Blood and Canvas: English Court Theatre and the Dawn of the Civil War
Author: Barbara Ravelhofer Forthcoming in 2013.
What motivated a Member of Parliament to slash a Rubens painting in 1644? The reign of Charles I and Queen Henrietta Maria saw a flourishing of great art, but also acts fueled by anti-iconic sentiment. As a patroness of baroque splendour in theatre and the arts, Henrietta Maria provides an excellent focal point to study both iconophile as well as iconoclastic impulses in the lead-up to the Civil War. To her admirers, she was like Revelation’s woman clothed with the sun when she appeared on stage; her horrified detractors, however, believed themselves in the presence of the scarlet whore of Babylon.
Based on a wide range of archival evidence, Blood and Canvas traces the logistics of Henrietta Maria's theatrical productions and highlights their aesthetic, quasi-religious impact on contemporary onlookers. Transcriptions of key documents will be accompanied by illustrations of architectural structures, costumes and sets.
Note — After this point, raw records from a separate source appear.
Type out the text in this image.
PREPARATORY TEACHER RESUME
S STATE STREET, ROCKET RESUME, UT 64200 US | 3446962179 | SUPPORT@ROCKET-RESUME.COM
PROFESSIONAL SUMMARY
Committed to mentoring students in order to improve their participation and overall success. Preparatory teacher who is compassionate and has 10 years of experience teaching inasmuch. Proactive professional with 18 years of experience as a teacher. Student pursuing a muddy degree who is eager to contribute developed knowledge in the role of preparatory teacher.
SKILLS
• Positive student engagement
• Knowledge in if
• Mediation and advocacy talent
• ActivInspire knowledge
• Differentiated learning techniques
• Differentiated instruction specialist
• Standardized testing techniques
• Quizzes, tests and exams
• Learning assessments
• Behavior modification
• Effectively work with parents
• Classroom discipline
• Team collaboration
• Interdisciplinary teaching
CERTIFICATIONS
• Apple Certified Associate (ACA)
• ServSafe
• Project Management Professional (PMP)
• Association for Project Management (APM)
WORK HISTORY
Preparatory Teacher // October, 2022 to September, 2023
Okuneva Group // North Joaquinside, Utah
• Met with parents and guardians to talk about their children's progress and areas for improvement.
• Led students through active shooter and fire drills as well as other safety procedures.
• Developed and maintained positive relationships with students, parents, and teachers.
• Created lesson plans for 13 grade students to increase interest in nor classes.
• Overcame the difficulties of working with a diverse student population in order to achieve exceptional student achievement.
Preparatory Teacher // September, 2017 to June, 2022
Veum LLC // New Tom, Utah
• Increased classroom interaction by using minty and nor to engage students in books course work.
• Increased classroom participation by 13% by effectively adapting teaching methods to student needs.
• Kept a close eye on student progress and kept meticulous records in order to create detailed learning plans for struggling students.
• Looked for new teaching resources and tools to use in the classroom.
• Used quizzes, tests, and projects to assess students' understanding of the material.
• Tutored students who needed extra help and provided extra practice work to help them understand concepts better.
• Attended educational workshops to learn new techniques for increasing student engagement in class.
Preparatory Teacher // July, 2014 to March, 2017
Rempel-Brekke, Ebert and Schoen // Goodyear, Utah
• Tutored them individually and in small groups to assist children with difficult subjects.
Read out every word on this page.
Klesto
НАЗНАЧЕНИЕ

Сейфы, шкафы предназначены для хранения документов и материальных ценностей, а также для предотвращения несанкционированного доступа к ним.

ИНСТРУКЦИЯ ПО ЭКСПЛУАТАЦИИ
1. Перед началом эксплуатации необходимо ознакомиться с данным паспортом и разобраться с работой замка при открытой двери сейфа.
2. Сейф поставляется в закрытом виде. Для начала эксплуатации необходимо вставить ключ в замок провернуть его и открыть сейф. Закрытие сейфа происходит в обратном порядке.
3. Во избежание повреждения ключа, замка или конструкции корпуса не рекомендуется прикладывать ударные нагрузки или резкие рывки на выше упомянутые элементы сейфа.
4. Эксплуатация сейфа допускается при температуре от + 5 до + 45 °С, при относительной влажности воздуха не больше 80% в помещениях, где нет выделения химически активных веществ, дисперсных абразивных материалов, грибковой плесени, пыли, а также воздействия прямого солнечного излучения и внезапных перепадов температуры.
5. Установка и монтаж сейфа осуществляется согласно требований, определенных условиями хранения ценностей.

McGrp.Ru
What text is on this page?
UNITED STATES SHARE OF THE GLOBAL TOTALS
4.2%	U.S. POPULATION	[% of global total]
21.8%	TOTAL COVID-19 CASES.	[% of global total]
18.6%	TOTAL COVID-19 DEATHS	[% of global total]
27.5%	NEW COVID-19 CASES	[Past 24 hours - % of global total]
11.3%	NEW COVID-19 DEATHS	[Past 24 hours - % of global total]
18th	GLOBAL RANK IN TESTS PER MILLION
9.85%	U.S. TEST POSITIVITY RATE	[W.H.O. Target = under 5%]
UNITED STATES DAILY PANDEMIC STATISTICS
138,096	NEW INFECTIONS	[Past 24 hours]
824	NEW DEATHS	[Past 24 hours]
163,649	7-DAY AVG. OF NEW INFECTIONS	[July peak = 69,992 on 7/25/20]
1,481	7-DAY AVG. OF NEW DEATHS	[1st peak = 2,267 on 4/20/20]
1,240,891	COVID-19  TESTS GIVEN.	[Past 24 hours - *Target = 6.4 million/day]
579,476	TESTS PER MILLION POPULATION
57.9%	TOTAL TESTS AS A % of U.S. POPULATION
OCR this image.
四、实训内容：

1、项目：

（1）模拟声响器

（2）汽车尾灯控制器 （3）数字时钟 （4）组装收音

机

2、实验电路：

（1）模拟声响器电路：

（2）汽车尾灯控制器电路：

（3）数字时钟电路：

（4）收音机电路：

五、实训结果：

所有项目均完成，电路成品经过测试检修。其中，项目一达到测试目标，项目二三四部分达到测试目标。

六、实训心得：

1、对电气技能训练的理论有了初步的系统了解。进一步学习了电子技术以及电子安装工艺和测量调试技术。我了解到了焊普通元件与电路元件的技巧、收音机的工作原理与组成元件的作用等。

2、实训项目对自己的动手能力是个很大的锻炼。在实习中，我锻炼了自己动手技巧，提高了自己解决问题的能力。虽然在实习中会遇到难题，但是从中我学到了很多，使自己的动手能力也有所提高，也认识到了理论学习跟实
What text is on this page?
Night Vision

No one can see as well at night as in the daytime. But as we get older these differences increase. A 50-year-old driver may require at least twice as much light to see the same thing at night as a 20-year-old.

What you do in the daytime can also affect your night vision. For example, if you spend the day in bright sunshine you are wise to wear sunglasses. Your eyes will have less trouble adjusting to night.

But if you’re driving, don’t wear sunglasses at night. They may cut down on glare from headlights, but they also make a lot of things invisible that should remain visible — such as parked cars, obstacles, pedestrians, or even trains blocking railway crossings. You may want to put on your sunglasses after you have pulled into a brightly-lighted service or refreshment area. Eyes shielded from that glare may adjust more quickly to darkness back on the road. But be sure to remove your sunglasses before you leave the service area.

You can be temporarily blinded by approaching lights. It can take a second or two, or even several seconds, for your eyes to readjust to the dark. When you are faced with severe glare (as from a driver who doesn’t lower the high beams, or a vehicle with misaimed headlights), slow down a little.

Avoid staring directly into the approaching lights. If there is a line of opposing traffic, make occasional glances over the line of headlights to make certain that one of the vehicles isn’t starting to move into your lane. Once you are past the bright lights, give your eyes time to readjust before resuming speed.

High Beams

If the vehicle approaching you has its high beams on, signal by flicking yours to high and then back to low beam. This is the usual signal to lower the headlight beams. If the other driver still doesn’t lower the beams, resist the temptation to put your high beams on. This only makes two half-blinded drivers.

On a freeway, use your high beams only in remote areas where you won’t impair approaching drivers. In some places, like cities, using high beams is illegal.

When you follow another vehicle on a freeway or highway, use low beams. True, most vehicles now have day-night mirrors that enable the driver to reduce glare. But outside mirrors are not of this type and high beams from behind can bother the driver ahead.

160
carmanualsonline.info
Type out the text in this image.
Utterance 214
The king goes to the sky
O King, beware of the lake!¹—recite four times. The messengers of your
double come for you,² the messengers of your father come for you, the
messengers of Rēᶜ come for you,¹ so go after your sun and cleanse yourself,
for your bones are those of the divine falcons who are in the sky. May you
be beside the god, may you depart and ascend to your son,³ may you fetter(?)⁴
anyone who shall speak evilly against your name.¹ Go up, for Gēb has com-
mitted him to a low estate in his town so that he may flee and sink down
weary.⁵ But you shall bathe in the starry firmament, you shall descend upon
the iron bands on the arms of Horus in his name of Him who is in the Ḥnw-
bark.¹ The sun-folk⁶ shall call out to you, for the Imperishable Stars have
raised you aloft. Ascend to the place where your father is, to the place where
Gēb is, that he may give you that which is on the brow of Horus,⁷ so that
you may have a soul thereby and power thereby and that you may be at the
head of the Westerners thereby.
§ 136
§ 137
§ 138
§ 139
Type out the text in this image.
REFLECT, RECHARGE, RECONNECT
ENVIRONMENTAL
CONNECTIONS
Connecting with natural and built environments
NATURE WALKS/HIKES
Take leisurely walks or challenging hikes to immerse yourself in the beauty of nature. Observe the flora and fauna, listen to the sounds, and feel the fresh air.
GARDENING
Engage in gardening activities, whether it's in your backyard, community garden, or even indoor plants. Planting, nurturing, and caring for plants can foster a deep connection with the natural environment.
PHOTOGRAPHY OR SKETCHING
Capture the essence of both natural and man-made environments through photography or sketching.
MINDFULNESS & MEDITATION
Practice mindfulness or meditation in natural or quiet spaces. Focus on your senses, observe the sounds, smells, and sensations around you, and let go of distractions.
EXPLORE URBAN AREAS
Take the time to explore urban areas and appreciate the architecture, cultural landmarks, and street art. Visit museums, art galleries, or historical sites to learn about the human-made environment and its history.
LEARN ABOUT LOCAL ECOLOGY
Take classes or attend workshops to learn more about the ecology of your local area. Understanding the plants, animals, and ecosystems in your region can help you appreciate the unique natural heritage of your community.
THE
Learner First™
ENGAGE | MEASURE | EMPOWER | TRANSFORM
ISBN Paperback: 978-1-909254-49-7
ISBN Hardback: 978-1-909254-50-3
ISBN Digital (PDF): 978-1-909254-51-0
ISBN Digital ebook (epub): 978-1-909254-52-7
ISBN Digital ebook (mobi): 978-1-909254-53-4
Barbara Ravelhofer is Reader in English Studies at Durham University and Research Associate at the Centre for History and Economics, Cambridge. She has published on English drama, medieval and Renaissance dance, European court culture and Romantic poetry. Her book The Early Stuart Masque (2006) and her edition of Louange de la danse (2000), a 1620s treatise, are concerned with theatre practice at the French and early Stuart court.